Windows 10 Revert to Windows 7?
“I’m going to chuck this thing in the river” – Actual Client Quote
Things were working fine. Then one morning, everything went to hell.
At the end of July, Microsoft will be ending its controversial, semi-forced upgrade to Windows 10 for eligible users. Over the last year, we’ve spent a lot of time warding off this upgrade for users. For us, the concerns have been mostly centered around compatibility and privacy. Here are our quick tips for you, based upon what we’ve seen with hundreds of PCs.
#1 Rollback to Windows 7
If you’re within the 30 day window, it makes sense to uninstall the update if you are having issues. The majority of compatibility problems have been related to printer and peripheral drivers. Also, users have been dismayed by the visual changes as well as the removal of their programs. The upgrade can automatically prevent older software from running, leading to costly upgrades.

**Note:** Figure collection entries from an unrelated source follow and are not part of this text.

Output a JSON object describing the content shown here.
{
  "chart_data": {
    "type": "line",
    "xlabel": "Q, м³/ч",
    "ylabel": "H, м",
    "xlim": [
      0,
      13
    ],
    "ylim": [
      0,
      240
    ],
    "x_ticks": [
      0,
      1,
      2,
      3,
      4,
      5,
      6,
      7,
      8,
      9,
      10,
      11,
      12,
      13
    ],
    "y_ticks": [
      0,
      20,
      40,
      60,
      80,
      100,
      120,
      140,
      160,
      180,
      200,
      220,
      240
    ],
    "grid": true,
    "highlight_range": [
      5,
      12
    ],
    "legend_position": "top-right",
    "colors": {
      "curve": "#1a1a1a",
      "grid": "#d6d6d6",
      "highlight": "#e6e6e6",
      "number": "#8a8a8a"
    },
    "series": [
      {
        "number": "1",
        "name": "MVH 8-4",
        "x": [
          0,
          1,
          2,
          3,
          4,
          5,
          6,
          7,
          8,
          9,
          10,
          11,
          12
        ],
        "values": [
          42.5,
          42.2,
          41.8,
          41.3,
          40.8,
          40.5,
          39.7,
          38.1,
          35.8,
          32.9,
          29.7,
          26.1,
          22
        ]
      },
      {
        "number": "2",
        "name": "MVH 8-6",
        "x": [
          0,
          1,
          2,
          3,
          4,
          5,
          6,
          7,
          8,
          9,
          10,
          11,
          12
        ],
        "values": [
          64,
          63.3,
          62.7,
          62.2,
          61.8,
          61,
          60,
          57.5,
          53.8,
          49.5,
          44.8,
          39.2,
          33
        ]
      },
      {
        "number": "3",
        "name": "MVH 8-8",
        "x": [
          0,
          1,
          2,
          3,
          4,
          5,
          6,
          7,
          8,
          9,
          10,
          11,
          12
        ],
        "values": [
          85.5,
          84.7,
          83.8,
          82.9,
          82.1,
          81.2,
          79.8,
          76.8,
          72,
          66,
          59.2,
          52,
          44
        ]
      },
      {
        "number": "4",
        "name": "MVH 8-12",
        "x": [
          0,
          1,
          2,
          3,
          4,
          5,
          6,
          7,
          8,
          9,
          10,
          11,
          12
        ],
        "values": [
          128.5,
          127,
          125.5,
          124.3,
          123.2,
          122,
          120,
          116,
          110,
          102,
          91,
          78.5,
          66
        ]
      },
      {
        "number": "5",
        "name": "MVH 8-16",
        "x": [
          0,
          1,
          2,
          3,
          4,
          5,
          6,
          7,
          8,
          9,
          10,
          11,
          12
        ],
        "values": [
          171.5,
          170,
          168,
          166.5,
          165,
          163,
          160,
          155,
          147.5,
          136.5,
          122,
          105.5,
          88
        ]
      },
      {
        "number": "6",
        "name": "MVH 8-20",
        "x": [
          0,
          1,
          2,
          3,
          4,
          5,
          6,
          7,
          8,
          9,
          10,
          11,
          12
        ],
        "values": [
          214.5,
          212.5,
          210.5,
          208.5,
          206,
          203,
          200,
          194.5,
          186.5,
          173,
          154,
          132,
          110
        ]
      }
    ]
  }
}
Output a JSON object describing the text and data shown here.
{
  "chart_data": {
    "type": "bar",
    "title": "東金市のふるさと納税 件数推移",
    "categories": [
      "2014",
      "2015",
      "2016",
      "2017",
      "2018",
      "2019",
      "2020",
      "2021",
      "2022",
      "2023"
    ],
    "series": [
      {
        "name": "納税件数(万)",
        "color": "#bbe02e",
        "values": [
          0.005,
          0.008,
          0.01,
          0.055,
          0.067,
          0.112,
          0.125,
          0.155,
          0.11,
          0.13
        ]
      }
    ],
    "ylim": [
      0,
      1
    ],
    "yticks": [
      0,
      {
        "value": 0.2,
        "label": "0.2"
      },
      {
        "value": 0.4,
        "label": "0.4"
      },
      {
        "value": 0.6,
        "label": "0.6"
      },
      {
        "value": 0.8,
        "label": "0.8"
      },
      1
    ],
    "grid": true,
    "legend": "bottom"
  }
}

#2 Prevent Windows 10 Upgrade
We recommend two programs to remove the upgrade application, updates and nag screen, Steve Gibson’s Never10 and the GWX Control Panel. Both are free and easy enough to run. Bonus: they free up quite a bit of drive space by removing the Windows 10 download.
#3 Windows 10 from Windows 8 and 8.1
This one has been a bit more straightforward. In general, the upgrade process has gone smoothly and benefitted users (especially on Surface devices). You can still roll it back if it was an auto-upgrade, just like Windows 7.
#4 Windows 10 on a New PC?
If you have critical business applications that require specific versions of applications, Java, browsers or peripherals, do your research before buying. You can still get Windows 7 on a new system (not from your local Best Buy, though). Dell, for example, offers a Windows 7 downgrade option on their corporate lines (it will ship 7 installed). Act quickly though. Microsoft keeps restricting buying choices and their tactics with Windows 10 have been almost malware-like.